Should Clinton pick a senator as her running mate and win, he or she would need to step down, allowing that state’s governor to temporarily fill the seat. In a Republican-led state, that would surely flip that seat to the GOP — complicating Reid’s goal of bringing the Senate back under Democratic control before he retires at the end of his current term.
Reid’s bid to forestall that scenario would rule out some high-profile names that have been floated as possible Clinton VP picks, such as Massachusetts Sen. Elizabeth Warren, Ohio Sen. Sherrod Brown and New Jersey Sen. Cory Booker.
Unclear is whether Clinton — presuming she is able to clinch the Democratic nomination — would consider Reid’s warning in her vice presidential selection process.

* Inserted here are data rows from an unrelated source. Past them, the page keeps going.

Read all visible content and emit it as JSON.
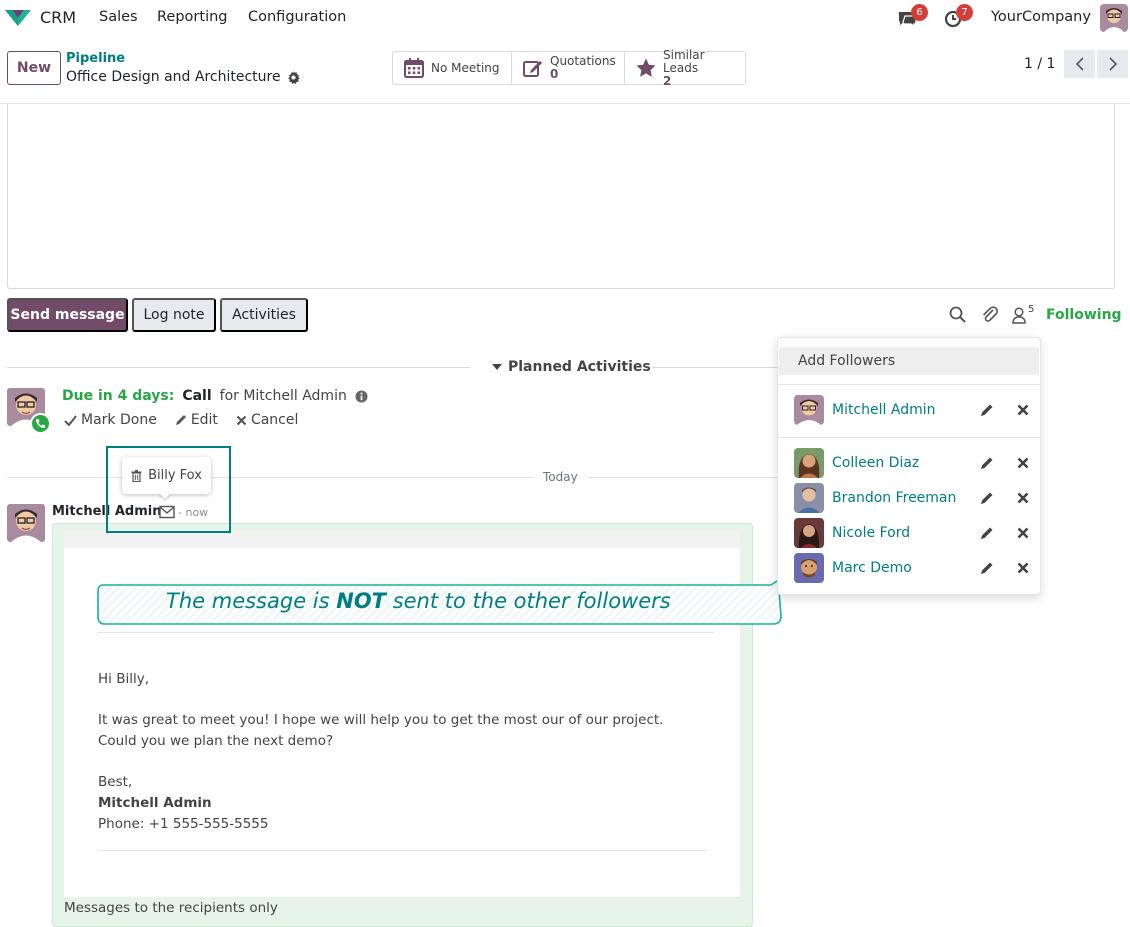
{
  "navbar": {
    "app_name": "CRM",
    "menu": [
      "Sales",
      "Reporting",
      "Configuration"
    ],
    "messages_badge": "6",
    "activities_badge": "7",
    "company": "YourCompany"
  },
  "control_panel": {
    "new_label": "New",
    "breadcrumb_parent": "Pipeline",
    "record_title": "Office Design and Architecture",
    "smart_buttons": {
      "meeting": {
        "label": "No Meeting"
      },
      "quotations": {
        "label": "Quotations",
        "value": "0"
      },
      "similar": {
        "label": "Similar Leads",
        "value": "2"
      }
    },
    "pager": "1 / 1"
  },
  "chatter": {
    "send_message": "Send message",
    "log_note": "Log note",
    "activities": "Activities",
    "followers_count": "5",
    "following": "Following",
    "planned_activities": "Planned Activities",
    "activity": {
      "due": "Due in 4 days:",
      "type": "Call",
      "for": "for Mitchell Admin",
      "mark_done": "Mark Done",
      "edit": "Edit",
      "cancel": "Cancel"
    },
    "today": "Today",
    "tooltip_recipient": "Billy Fox",
    "message": {
      "author": "Mitchell Admin",
      "time": "- now",
      "greeting": "Hi Billy,",
      "line1": "It was great to meet you! I hope we will help you to get the most our of our project.",
      "line2": "Could you we plan the next demo?",
      "closing": "Best,",
      "sig_name": "Mitchell Admin",
      "sig_phone": "Phone: +1 555-555-5555",
      "footer": "Messages to the recipients only"
    }
  },
  "callout": {
    "before": "The message is ",
    "emphasis": "NOT",
    "after": " sent to the other followers"
  },
  "followers_panel": {
    "add_followers": "Add Followers",
    "followers": [
      {
        "name": "Mitchell Admin"
      },
      {
        "name": "Colleen Diaz"
      },
      {
        "name": "Brandon Freeman"
      },
      {
        "name": "Nicole Ford"
      },
      {
        "name": "Marc Demo"
      }
    ]
  },
  "colors": {
    "brand": "#714b67",
    "link_teal": "#017e84",
    "success": "#28a745",
    "badge_red": "#d23f3a",
    "message_bg": "#e7f4ea"
  }
}
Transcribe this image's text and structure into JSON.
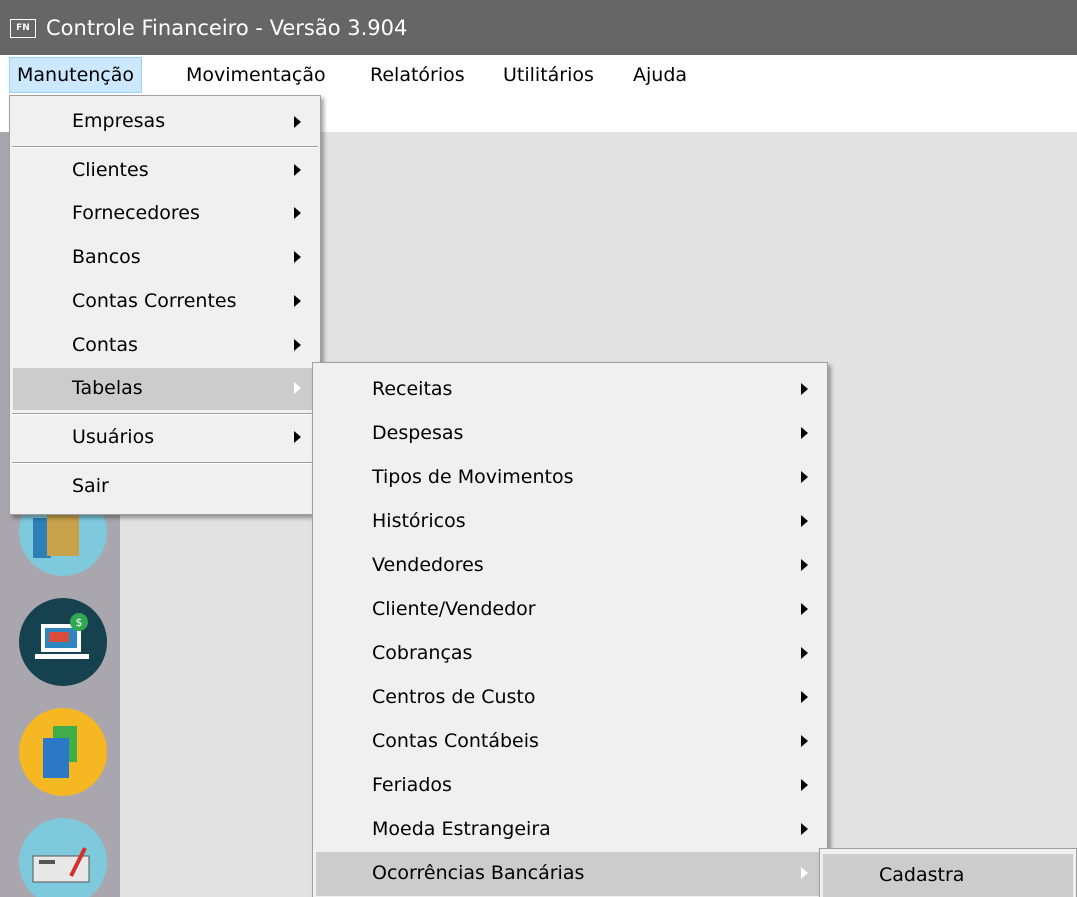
{
  "window": {
    "icon_text": "FN",
    "title": "Controle Financeiro - Versão 3.904"
  },
  "menubar": {
    "items": [
      {
        "label": "Manutenção"
      },
      {
        "label": "Movimentação"
      },
      {
        "label": "Relatórios"
      },
      {
        "label": "Utilitários"
      },
      {
        "label": "Ajuda"
      }
    ]
  },
  "manutencao_menu": {
    "items": [
      {
        "label": "Empresas"
      },
      {
        "label": "Clientes"
      },
      {
        "label": "Fornecedores"
      },
      {
        "label": "Bancos"
      },
      {
        "label": "Contas Correntes"
      },
      {
        "label": "Contas"
      },
      {
        "label": "Tabelas"
      },
      {
        "label": "Usuários"
      },
      {
        "label": "Sair"
      }
    ]
  },
  "tabelas_menu": {
    "items": [
      {
        "label": "Receitas"
      },
      {
        "label": "Despesas"
      },
      {
        "label": "Tipos de Movimentos"
      },
      {
        "label": "Históricos"
      },
      {
        "label": "Vendedores"
      },
      {
        "label": "Cliente/Vendedor"
      },
      {
        "label": "Cobranças"
      },
      {
        "label": "Centros de Custo"
      },
      {
        "label": "Contas Contábeis"
      },
      {
        "label": "Feriados"
      },
      {
        "label": "Moeda Estrangeira"
      },
      {
        "label": "Ocorrências Bancárias"
      }
    ]
  },
  "ocorrencias_menu": {
    "items": [
      {
        "label": "Cadastra"
      }
    ]
  },
  "sidebar": {
    "icons": [
      "wallet-icon",
      "laptop-dollar-icon",
      "documents-icon",
      "check-payment-icon"
    ]
  }
}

But to support his position, Reid offered the example of Democratic Texas Sen. Lloyd Bentsen, who was appointed as Treasury Secretary in 1993 under President Bill Clinton. Though Democratic Gov. Ann Richards appointed a Democratic successor, Bob Krueger, he was later beaten in a runoff by Republican Kay Bailey Hutchison. Republicans have held the seat ever since.
“We have never recovered from that,” Reid said. “Had we not gone along with that, we could still have a Democratic senator from Texas.”
A Democratic aide later appeared to walk back Reid’s comments, telling The Hill that Reid was responding to a question and not indicating that he would weigh in on the VP selection process.
“I wouldn’t look too deep into his comments,” the aide said. “He didn’t want Republican governors to be in line to appoint [GOP senators].”
Brown and Warren, both in the Democratic Party’s liberal wing, have been cited as possible for picks as ways to excite the party’s base and burnish Clinton’s left-wing credentials — and bring back disenchanted Bernie Sanders supporters.